Diakatakannya, tugas supervisor diantaranya menganalisa dan mendiagnosa penyakit pasien, PPDS (Program Pendidikan Dokter Spesialis) membantu dan melaporkan kasus kepada supervisor dan koas mendampingi PPDS dan tidak boleh mengambil tindakan.
“Kalau hanya di Pirngadi saja, seorang koas dari mulai masuk sampai menjadi dokter memerlukan waktu sampai 88 minggu. Inipun kalau lulus semua. Kecuali USU karena ada rumah sakit Adam Malik,’ ucapnya.
Sementara mengenai penyeimbangan RSU Pirngadi sebagai rumah sakit plus pendidikan dalam menyeimbangkan antara pelayanan dan pendidikan itu sendiri. Dokter Ali mengatakan untuk itu antara lain dengan memenuhi peralatan, memperbaiki sarana, prasarana dan infrastruktur. Dimana ada pendidikan yang baik disitu ada pelayanan yang baik. “Kalaupun ada keluhan pasien itu menjadi pemicu dan koreksi buat kita. Kita harus melayani dengan hati dalam konteks pelayanan,” katanya.
Namun pada dasarnya, diruang kelas III dimana pasien miskin banyak terdapat diruangan tersebut, menurut pantauan Tribun, jarang sekali dan bahkan tidak ada dokter spesialis yang visit di ruangan tersebut, kebanyakan anak mahasiswa kedokteran yang sedang belajar berada di ruangan pasien miskin tersebut.
Atas dasar itulah, banyak pasien kelas III terbengkalai. Seperti yang dikatakan salah seorang keluarga pasien kelas III warga Pasar 2 Jalan Rakyat, Fauzan mengatakan dirinya tidak mengetahui siapa dokter yang menangani anaknya yang dirawat di ruang kelas III RSU Pirngadi Medan. “saya tidak mengetahui nama dokter yang menangani anak saya yang sakit demam,” seraya mengatakan anaknya didiagnosa terkena penyakit DBD saat pertama sekali masuk diruang IGD sebelum masuk ke ruang kelas III.

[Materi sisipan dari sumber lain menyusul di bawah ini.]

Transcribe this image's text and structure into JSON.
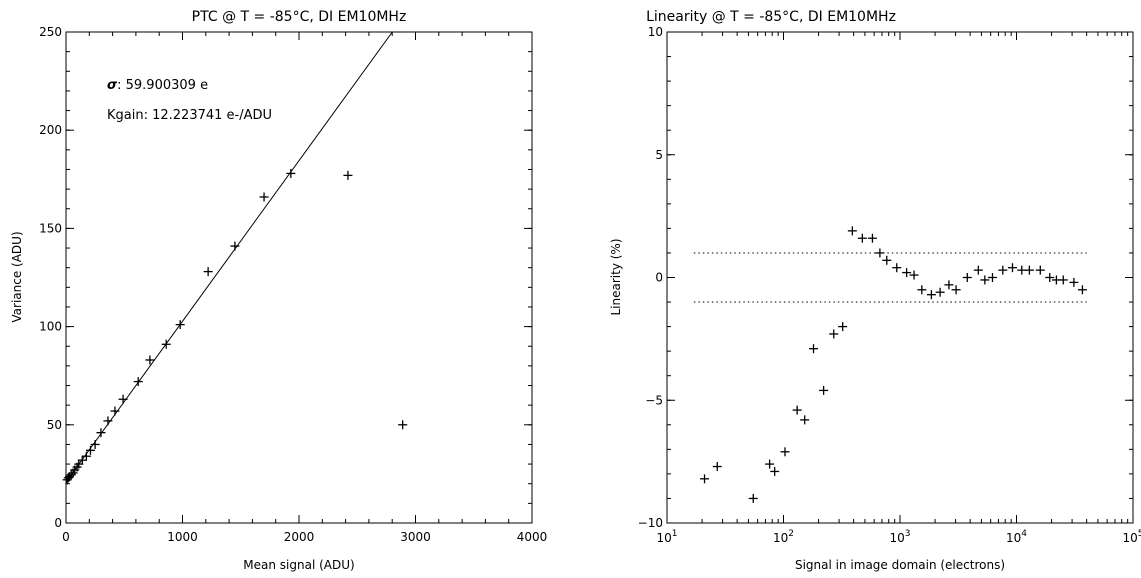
{
  "chart_data": [
    {
      "type": "scatter",
      "title": "PTC @ T = -85°C, DI EM10MHz",
      "xlabel": "Mean signal (ADU)",
      "ylabel": "Variance (ADU)",
      "xlim": [
        0,
        4000
      ],
      "ylim": [
        0,
        250
      ],
      "x_ticks": [
        0,
        1000,
        2000,
        3000,
        4000
      ],
      "y_ticks": [
        0,
        50,
        100,
        150,
        200,
        250
      ],
      "annotations": {
        "sigma_symbol": "σ",
        "sigma_text": ": 59.900309 e",
        "kgain": "Kgain: 12.223741 e-/ADU"
      },
      "fit_line": {
        "slope": 0.0818,
        "intercept": 20.9
      },
      "points": [
        [
          10,
          22
        ],
        [
          20,
          23
        ],
        [
          30,
          23.5
        ],
        [
          45,
          24.5
        ],
        [
          60,
          25.5
        ],
        [
          75,
          27
        ],
        [
          95,
          28.5
        ],
        [
          110,
          30
        ],
        [
          140,
          32
        ],
        [
          175,
          34
        ],
        [
          210,
          37
        ],
        [
          250,
          40
        ],
        [
          300,
          46
        ],
        [
          360,
          52
        ],
        [
          420,
          57
        ],
        [
          490,
          63
        ],
        [
          620,
          72
        ],
        [
          720,
          83
        ],
        [
          860,
          91
        ],
        [
          980,
          101
        ],
        [
          1220,
          128
        ],
        [
          1450,
          141
        ],
        [
          1700,
          166
        ],
        [
          1930,
          178
        ],
        [
          2420,
          177
        ],
        [
          2890,
          50
        ]
      ]
    },
    {
      "type": "scatter",
      "title": "Linearity @ T = -85°C, DI EM10MHz",
      "xlabel": "Signal in image domain (electrons)",
      "ylabel": "Linearity (%)",
      "xscale": "log",
      "xlim": [
        10,
        100000
      ],
      "ylim": [
        -10,
        10
      ],
      "x_ticks": [
        {
          "value": 10,
          "base": "10",
          "exp": "1"
        },
        {
          "value": 100,
          "base": "10",
          "exp": "2"
        },
        {
          "value": 1000,
          "base": "10",
          "exp": "3"
        },
        {
          "value": 10000,
          "base": "10",
          "exp": "4"
        },
        {
          "value": 100000,
          "base": "10",
          "exp": "5"
        }
      ],
      "y_ticks": [
        -10,
        -5,
        0,
        5,
        10
      ],
      "reference_lines": [
        1,
        -1
      ],
      "reference_xrange": [
        17,
        40000
      ],
      "points": [
        [
          21,
          -8.2
        ],
        [
          27,
          -7.7
        ],
        [
          55,
          -9.0
        ],
        [
          76,
          -7.6
        ],
        [
          84,
          -7.9
        ],
        [
          103,
          -7.1
        ],
        [
          131,
          -5.4
        ],
        [
          152,
          -5.8
        ],
        [
          181,
          -2.9
        ],
        [
          221,
          -4.6
        ],
        [
          270,
          -2.3
        ],
        [
          322,
          -2.0
        ],
        [
          390,
          1.9
        ],
        [
          475,
          1.6
        ],
        [
          580,
          1.6
        ],
        [
          672,
          1.0
        ],
        [
          770,
          0.7
        ],
        [
          938,
          0.4
        ],
        [
          1140,
          0.2
        ],
        [
          1320,
          0.1
        ],
        [
          1540,
          -0.5
        ],
        [
          1860,
          -0.7
        ],
        [
          2210,
          -0.6
        ],
        [
          2630,
          -0.3
        ],
        [
          3030,
          -0.5
        ],
        [
          3780,
          0.0
        ],
        [
          4700,
          0.3
        ],
        [
          5350,
          -0.1
        ],
        [
          6220,
          0.0
        ],
        [
          7630,
          0.3
        ],
        [
          9240,
          0.4
        ],
        [
          11100,
          0.3
        ],
        [
          12900,
          0.3
        ],
        [
          16000,
          0.3
        ],
        [
          19300,
          0.0
        ],
        [
          22000,
          -0.1
        ],
        [
          25200,
          -0.1
        ],
        [
          31100,
          -0.2
        ],
        [
          36800,
          -0.5
        ]
      ]
    }
  ]
}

Dikatakan Fauzan, memang anak saya baru masuk Selasa (8/2) sekitar pukul 10.00Wib ke RSU Pirngadi Medan. Namun semenjak masuk ke rumah sakit milik Pemko Medan ini Maya (nama samaran) tidak diperiksa oleh dokter langsung, melainkan diperiksa sama anak koas. “Anak saya hanya diperiksa sama anak koas, ya wajarlah merekakan sedang belajar, jadi ya biarkanlah,” katanya.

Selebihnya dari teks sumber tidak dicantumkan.